You only optimize for speed “at all costs” if you accept that it happens at the expense of everything else, when you don’t really care about the result. When the goal is to extract short-term value before someone notices the cracks. When the product is a means to a financial end and nothing more. That’s not engineering. That’s not even building. It’s staging.

And that’s what makes the current AI-driven rush so revealing. The companies pushing hardest to replace engineering with prompting aren’t telling you they found a better way to build software. They’re telling you they never cared about the product in the first place.

Back to the concert

The most striking thing about that Exodus show wasn’t the music itself. It was the fact that every person in that room, band and audience alike, had chosen to be there. The band could have been in the studio. The audience could have been streaming a playlist. Instead, thousands of people gathered in one place to share an experience that was inefficient, unscalable, and remarkably irreplaceable.

Nobody in that crowd was thinking about optimization.

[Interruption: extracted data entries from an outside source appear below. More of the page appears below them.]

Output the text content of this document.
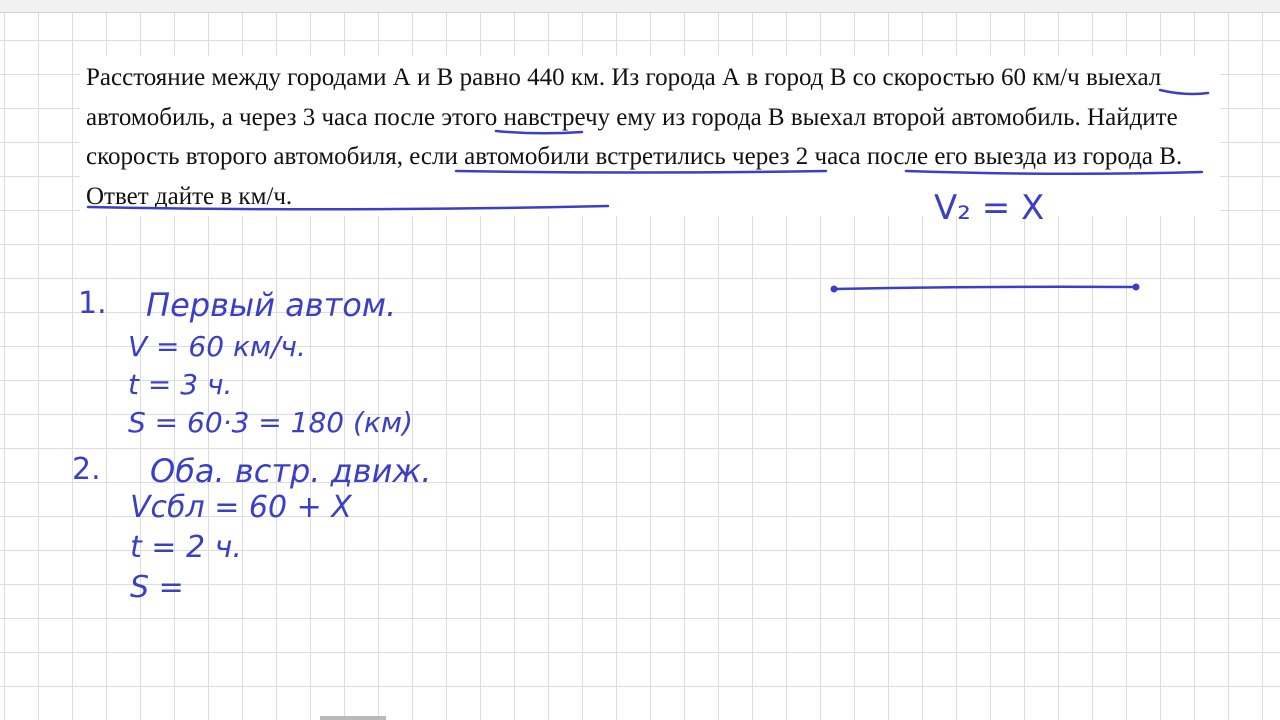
Расстояние между городами А и В равно 440 км. Из города А в город В со скоростью 60 км/ч выехал автомобиль, а через 3 часа после этого навстречу ему из города В выехал второй автомобиль. Найдите скорость второго автомобиля, если автомобили встретились через 2 часа после его выезда из города В. Ответ дайте в км/ч.	V₂ = X
1. Первый автом.
V = 60 км/ч.
t = 3 ч.
S = 60·3 = 180 (км)
2. Оба. встр. движ.
Vсбл = 60 + X
t = 2 ч.
S =
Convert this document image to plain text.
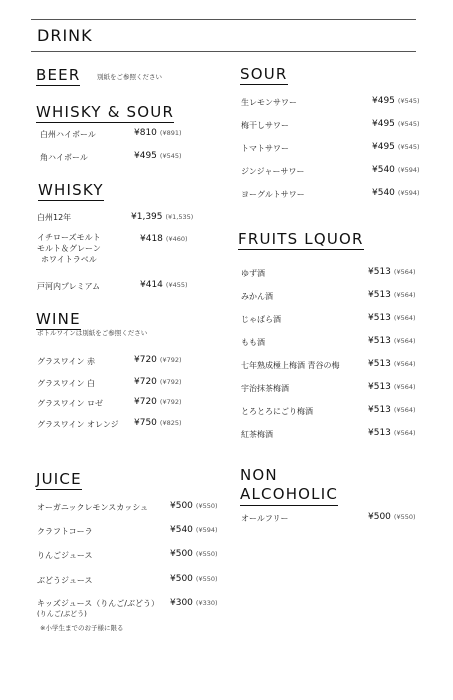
DRINK
BEER	別紙をご参照ください
WHISKY & SOUR
白州ハイボール	¥810 (¥891)
角ハイボール	¥495 (¥545)
WHISKY
白州12年	¥1,395 (¥1,535)
イチローズモルト
モルト＆グレーン
ホワイトラベル
¥418 (¥460)
戸河内プレミアム	¥414 (¥455)
WINE
ボトルワインは別紙をご参照ください
グラスワイン 赤	¥720 (¥792)
グラスワイン 白	¥720 (¥792)
グラスワイン ロゼ	¥720 (¥792)
グラスワイン オレンジ ¥750 (¥825)
SOUR
生レモンサワー	¥495 (¥545)
梅干しサワー	¥495 (¥545)
トマトサワー	¥495 (¥545)
ジンジャーサワー	¥540 (¥594)
ヨーグルトサワー	¥540 (¥594)
FRUITS LQUOR
ゆず酒	¥513 (¥564)
みかん酒	¥513 (¥564)
じゃばら酒	¥513 (¥564)
もも酒	¥513 (¥564)
七年熟成極上梅酒 青谷の梅	¥513 (¥564)
宇治抹茶梅酒	¥513 (¥564)
とろとろにごり梅酒	¥513 (¥564)
紅茶梅酒	¥513 (¥564)
JUICE
オーガニックレモンスカッシュ ¥500 (¥550)
クラフトコーラ	¥540 (¥594)
りんごジュース	¥500 (¥550)
ぶどうジュース	¥500 (¥550)
キッズジュース（りんご/ぶどう）
(りんご/ぶどう)
¥300 (¥330)
※小学生までのお子様に限る
NON
ALCOHOLIC
オールフリー	¥500 (¥550)
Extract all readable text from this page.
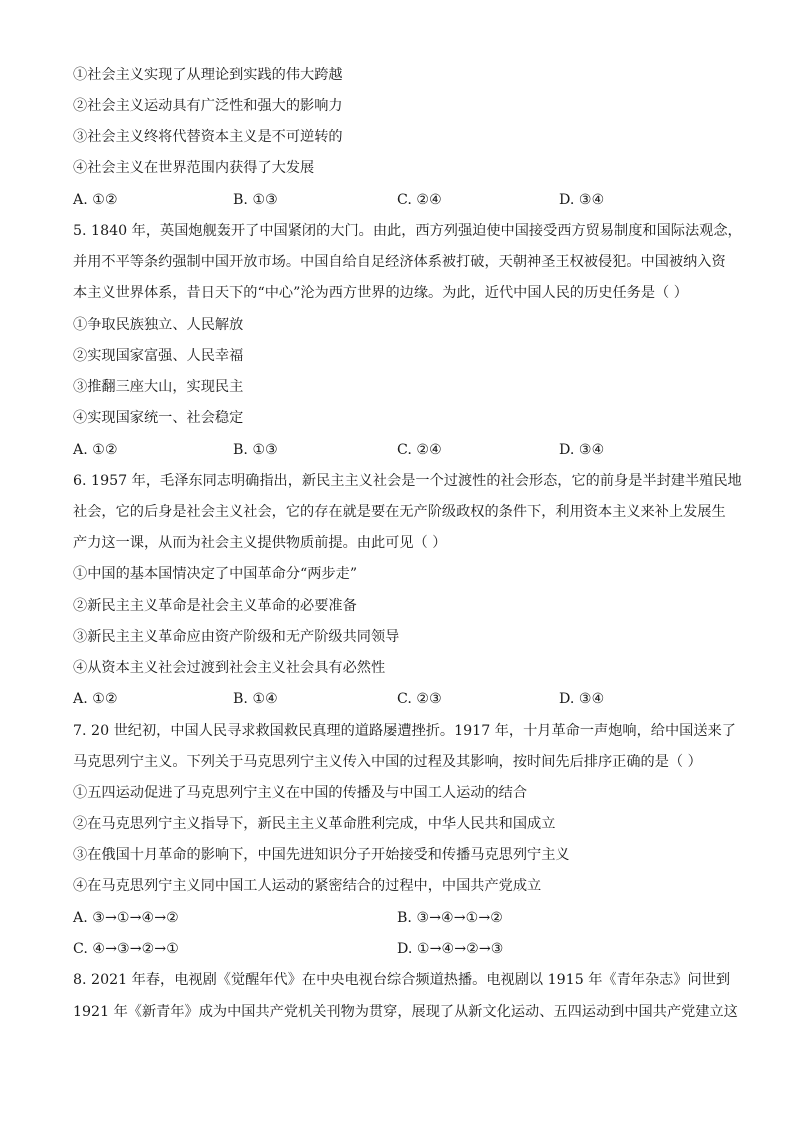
①社会主义实现了从理论到实践的伟大跨越
②社会主义运动具有广泛性和强大的影响力
③社会主义终将代替资本主义是不可逆转的
④社会主义在世界范围内获得了大发展
A. ①②	B. ①③	C. ②④	D. ③④
5. 1840 年，英国炮舰轰开了中国紧闭的大门。由此，西方列强迫使中国接受西方贸易制度和国际法观念，
并用不平等条约强制中国开放市场。中国自给自足经济体系被打破，天朝神圣王权被侵犯。中国被纳入资
本主义世界体系，昔日天下的“中心”沦为西方世界的边缘。为此，近代中国人民的历史任务是（ ）
①争取民族独立、人民解放
②实现国家富强、人民幸福
③推翻三座大山，实现民主
④实现国家统一、社会稳定
A. ①②	B. ①③	C. ②④	D. ③④
6. 1957 年，毛泽东同志明确指出，新民主主义社会是一个过渡性的社会形态，它的前身是半封建半殖民地
社会，它的后身是社会主义社会，它的存在就是要在无产阶级政权的条件下，利用资本主义来补上发展生
产力这一课，从而为社会主义提供物质前提。由此可见（ ）
①中国的基本国情决定了中国革命分“两步走”
②新民主主义革命是社会主义革命的必要准备
③新民主主义革命应由资产阶级和无产阶级共同领导
④从资本主义社会过渡到社会主义社会具有必然性
A. ①②	B. ①④	C. ②③	D. ③④
7. 20 世纪初，中国人民寻求救国救民真理的道路屡遭挫折。1917 年，十月革命一声炮响，给中国送来了
马克思列宁主义。下列关于马克思列宁主义传入中国的过程及其影响，按时间先后排序正确的是（ ）
①五四运动促进了马克思列宁主义在中国的传播及与中国工人运动的结合
②在马克思列宁主义指导下，新民主主义革命胜利完成，中华人民共和国成立
③在俄国十月革命的影响下，中国先进知识分子开始接受和传播马克思列宁主义
④在马克思列宁主义同中国工人运动的紧密结合的过程中，中国共产党成立
A. ③→①→④→②	B. ③→④→①→②
C. ④→③→②→①	D. ①→④→②→③
8. 2021 年春，电视剧《觉醒年代》在中央电视台综合频道热播。电视剧以 1915 年《青年杂志》问世到
1921 年《新青年》成为中国共产党机关刊物为贯穿，展现了从新文化运动、五四运动到中国共产党建立这
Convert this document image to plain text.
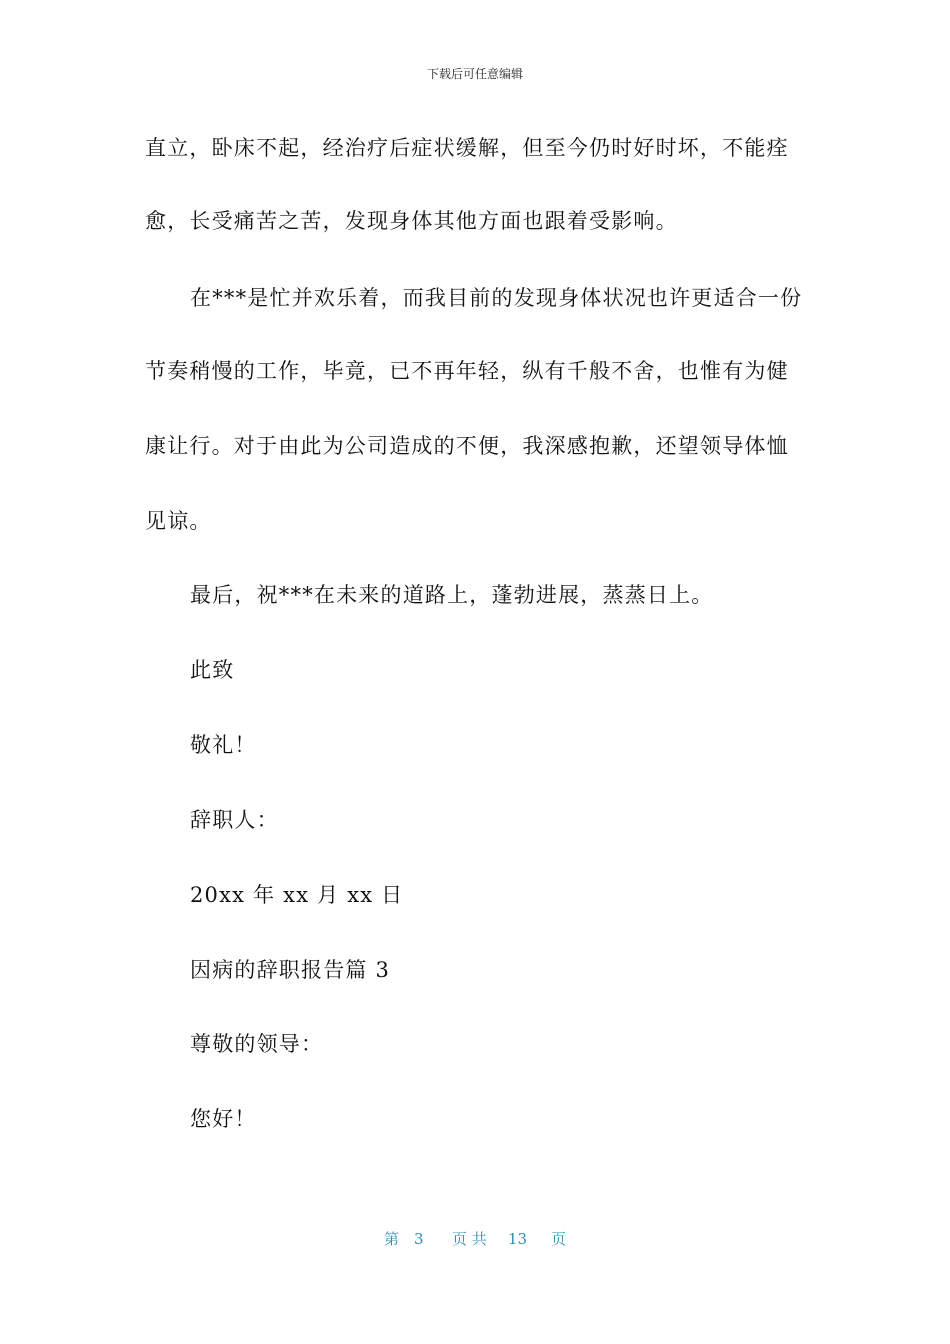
下载后可任意编辑
直立，卧床不起，经治疗后症状缓解，但至今仍时好时坏，不能痊
愈，长受痛苦之苦，发现身体其他方面也跟着受影响。
在***是忙并欢乐着，而我目前的发现身体状况也许更适合一份
节奏稍慢的工作，毕竟，已不再年轻，纵有千般不舍，也惟有为健
康让行。对于由此为公司造成的不便，我深感抱歉，还望领导体恤
见谅。
最后，祝***在未来的道路上，蓬勃进展，蒸蒸日上。
此致
敬礼！
辞职人：
20xx 年 xx 月 xx 日
因病的辞职报告篇 3
尊敬的领导：
您好！
第 3 页 共 13 页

Nobody was calculating ROI. They were there because some things are valuable precisely because they can’t be automated, scaled, or generated. The sweat on the guitarist’s forehead. The singer’s voice cracking on the high note. The crowd surging forward during the breakdown. Those moments exist because they’re real, and they’re real because they’re expensive (in time, effort, and physical presence) to produce.

Software doesn’t need to be expensive to be good. In fact, AI is making good software cheaper and easier to produce than ever before. But cheaper is not the same as effortless, and effortless is not the same as fully understood. Software deserves to be built by people who understand what they’re doing. The tools can change. The cost can drop. The need for understanding, however, doesn’t go away and never will.

And here’s what I keep coming back to. For as long as we’ve been human, we have insisted on understanding the world around us. We built mathematics to describe nature. We developed the scientific method to test our assumptions. We created engineering disciplines to make sure bridges don’t collapse and planes don’t fall from the sky. At every stage of technological progress, the instinct has been the same: learn how it works, then use it. Using without understanding is not a shortcut. It’s not “being efficient”. It’s a regression.

The current push to offload understanding to machines, to ship things we can’t explain, to treat comprehension as an unnecessary cost, runs against something very deep in what makes us human. And we’re doing it not because we have to, but because it’s faster. Because the quarterly numbers look better. Because someone decided that understanding is a line item that can be cut.

We are at a turning point. The tools are here and they are genuinely powerful. The question is whether we use them to deepen our understanding or to replace it. And that question is being answered right now, in every company, every team, every project, whether anyone is asking it out loud or not.

I’ll keep going to metal concerts, by the way.